Job Summary:
Bot Auto is revolutionizing the transportation of goods with cutting-edge autonomous trucks. They are seeking a highly skilled Software Engineer to design, develop, and scale machine learning infrastructure, focusing on model evaluation, training workflows, and data management.
Responsibilities:
• Architect and own a scalable, end-to-end model evaluation platform for perception and prediction models central to autonomous driving. Define metrics, design for scale, and make results actionable for researchers.
• Partner with research scientists to optimize and scale distributed training workflows. Integrate experiment tracking and reproducibility into the model lifecycle from day one.
• Design and maintain a versioned, high-quality training data store that accelerates model development and supports rapid iteration.
• Build automated pipelines spanning data preparation, model training, validation, and deployment — enabling fast experimentation and reproducible outcomes.
• Contribute to tooling and infrastructure that powers high-throughput, high-accuracy data annotation at scale.
• Develop production ML services that treat models as products — with reliability, observability, and continuous improvement built in.
• Maintain and evolve a robust data storage and access layer (S3 data lake, Delta Lake) underpinning annotation, evaluation, and training workflows.
• Build scalable, reliable data collection pipelines supporting diverse vehicle dispatch missions.
• Develop foundational services and packages that provide clean, performant access to autonomous driving data across the stack.
Qualifications:
Required:
• Educational Background: Bachelor's or Master's in Computer Science, or equivalent practical experience.
• Strong Programming Skills: Strong proficiency in Python; working knowledge of C++
• ML/DL Infrastructure Experience — Demonstrated hands-on experience building or scaling at least one of the following in a production environment: Evaluation platforms — automated model benchmarking, metric computation, and regression tracking across model versions. Training infrastructure — distributed training pipelines, experiment tracking, and model lifecycle management (e.g. W&B, MLflow, ClearML). Dataset curation & feature stores — versioned dataset management, data lineage, and tooling for high-quality training data at scale. Annotation platforms — tooling or pipelines that support high-throughput, high-accuracy labeling workflows.
• Distributed Systems — Strong experience with distributed computing and container orchestration — Kubernetes, Spark, or comparable frameworks.
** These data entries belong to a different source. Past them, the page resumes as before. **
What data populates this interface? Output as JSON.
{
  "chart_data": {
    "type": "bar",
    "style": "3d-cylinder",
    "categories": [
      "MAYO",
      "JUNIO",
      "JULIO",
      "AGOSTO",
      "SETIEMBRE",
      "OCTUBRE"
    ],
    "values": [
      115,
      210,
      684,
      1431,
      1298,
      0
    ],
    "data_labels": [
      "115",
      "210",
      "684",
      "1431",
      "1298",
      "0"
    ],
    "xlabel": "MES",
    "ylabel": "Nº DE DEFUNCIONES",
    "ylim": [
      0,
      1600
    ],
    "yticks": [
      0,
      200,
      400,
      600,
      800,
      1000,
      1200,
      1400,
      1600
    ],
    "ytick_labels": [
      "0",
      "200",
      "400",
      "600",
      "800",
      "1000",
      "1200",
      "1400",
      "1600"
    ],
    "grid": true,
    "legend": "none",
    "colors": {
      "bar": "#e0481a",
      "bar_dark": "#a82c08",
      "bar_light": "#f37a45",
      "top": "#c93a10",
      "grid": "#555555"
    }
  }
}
• Ability to operate independently: scope ambiguous problems, make sound architecture decisions, and drive them to completion.
Preferred:
• C++ experience in performance-sensitive or safety-critical applications
• Full-stack service development experience.
• Prior work in autonomous driving or robotics.
Company:
Transforming American Transportation with Autonomous Trucks Founded in 2023, the company is headquartered in Houston, USA, with a team of 51-200 employees. The company is currently Growth Stage.